Sites like Kelley Blue Book and even eBay Motors can help you get a good grasp on how much you should be asking for to keep your post competitive. In addition, keep in mind that all your potential buyers can see is your description and photos on the site, so represent your ride well online. Think like a writer with your subject line, and don’t skimp on a good detailing job and wash just before sale. Then, with Craigslist, folks will inevitably try and haggle with you, so be prepared for negotiations. And be certain to pick a safe, public space to facilitate the hand-off—if in doubt, bring a friend along with you for support.


We mentioned that ease of buying offered by new peer-to-peer apps like Beepi and Shift. These companies also offer a simplified selling process. Once you submit your car, they take care of the entire transaction, from inspection to photos to pricing. Now, of course, the easy process is a tradeoff for a fraction of the money you would have gotten in its entirety with a site like Craigslist, for example. But in exchange, you get guaranteed pricing with no negotiations, and a post on a site that will be trusted by potential buyers. In the end, it’s up to you to decide if the price cut is worth the post.


The old-school method is, of course, trading or selling your car at a dealership. These institutions are notorious for pricing schemes that will pull more money from your wallet than necessary. However, the nice thing about dealerships is that they’re often willing to buy your old auto regardless of condition or mileage. Some are even equipped with a policy that lets you trade in any car you’re up for selling.

Again, because of the haggling factor here, its good to know beforehand what your car is worth, in addition to each and every deficiency present in your vehicle, so you can be realistic when it comes to pricing. How do you pick the dealership? suggests that you base this decision on the quality and original manufacturer of your ride: “You’ll want to find the dealership that’s the most interested in selling it because they’re likely to give you the most money for it.”

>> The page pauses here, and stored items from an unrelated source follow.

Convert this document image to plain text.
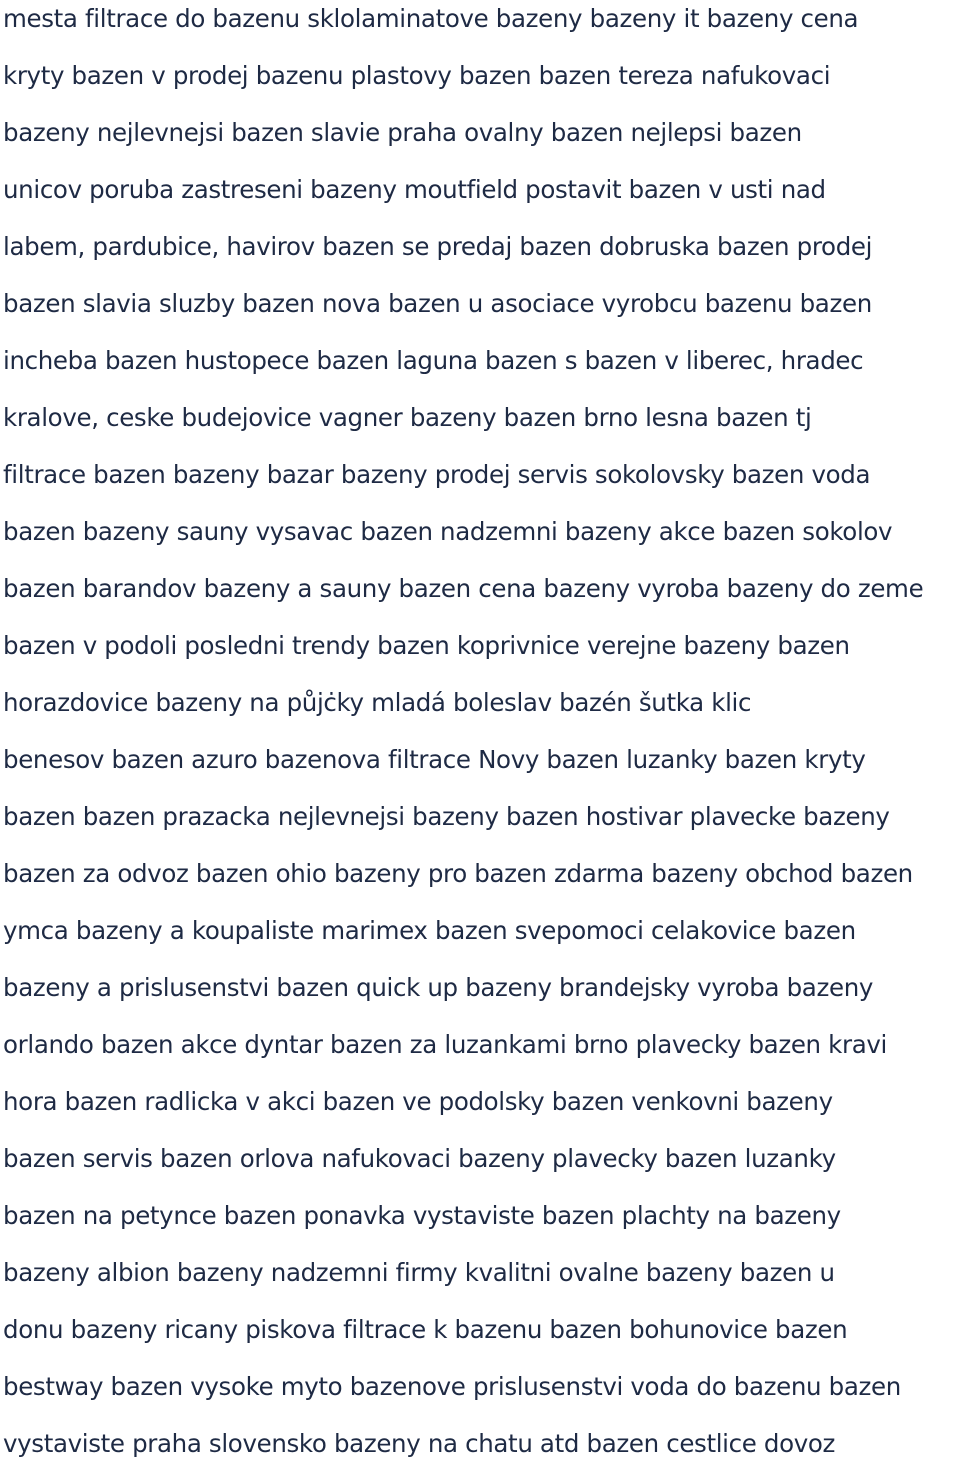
mesta filtrace do bazenu sklolaminatove bazeny bazeny it bazeny cena
kryty bazen v prodej bazenu plastovy bazen bazen tereza nafukovaci
bazeny nejlevnejsi bazen slavie praha ovalny bazen nejlepsi bazen
unicov poruba zastreseni bazeny moutfield postavit bazen v usti nad
labem, pardubice, havirov bazen se predaj bazen dobruska bazen prodej
bazen slavia sluzby bazen nova bazen u asociace vyrobcu bazenu bazen
incheba bazen hustopece bazen laguna bazen s bazen v liberec, hradec
kralove, ceske budejovice vagner bazeny bazen brno lesna bazen tj
filtrace bazen bazeny bazar bazeny prodej servis sokolovsky bazen voda
bazen bazeny sauny vysavac bazen nadzemni bazeny akce bazen sokolov
bazen barandov bazeny a sauny bazen cena bazeny vyroba bazeny do zeme
bazen v podoli posledni trendy bazen koprivnice verejne bazeny bazen
horazdovice bazeny na půjċky mladá boleslav bazén šutka klic
benesov bazen azuro bazenova filtrace Novy bazen luzanky bazen kryty
bazen bazen prazacka nejlevnejsi bazeny bazen hostivar plavecke bazeny
bazen za odvoz bazen ohio bazeny pro bazen zdarma bazeny obchod bazen
ymca bazeny a koupaliste marimex bazen svepomoci celakovice bazen
bazeny a prislusenstvi bazen quick up bazeny brandejsky vyroba bazeny
orlando bazen akce dyntar bazen za luzankami brno plavecky bazen kravi
hora bazen radlicka v akci bazen ve podolsky bazen venkovni bazeny
bazen servis bazen orlova nafukovaci bazeny plavecky bazen luzanky
bazen na petynce bazen ponavka vystaviste bazen plachty na bazeny
bazeny albion bazeny nadzemni firmy kvalitni ovalne bazeny bazen u
donu bazeny ricany piskova filtrace k bazenu bazen bohunovice bazen
bestway bazen vysoke myto bazenove prislusenstvi voda do bazenu bazen
vystaviste praha slovensko bazeny na chatu atd bazen cestlice dovoz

Auto selling can be tricky business—but hopefully with some simple knowledge of your car’s worth, you’ll have money for your old car and a new set of wheels in no time. The simplest way to find the true value of your soon-to-be-dearly-departed is to go straight to Kelly Blue Book’s “What’s My Car Worth” calculator.

Have you had recent luck selling your car with any of these options, or maybe one we didn’t think of? Any particularly bad experiences selling?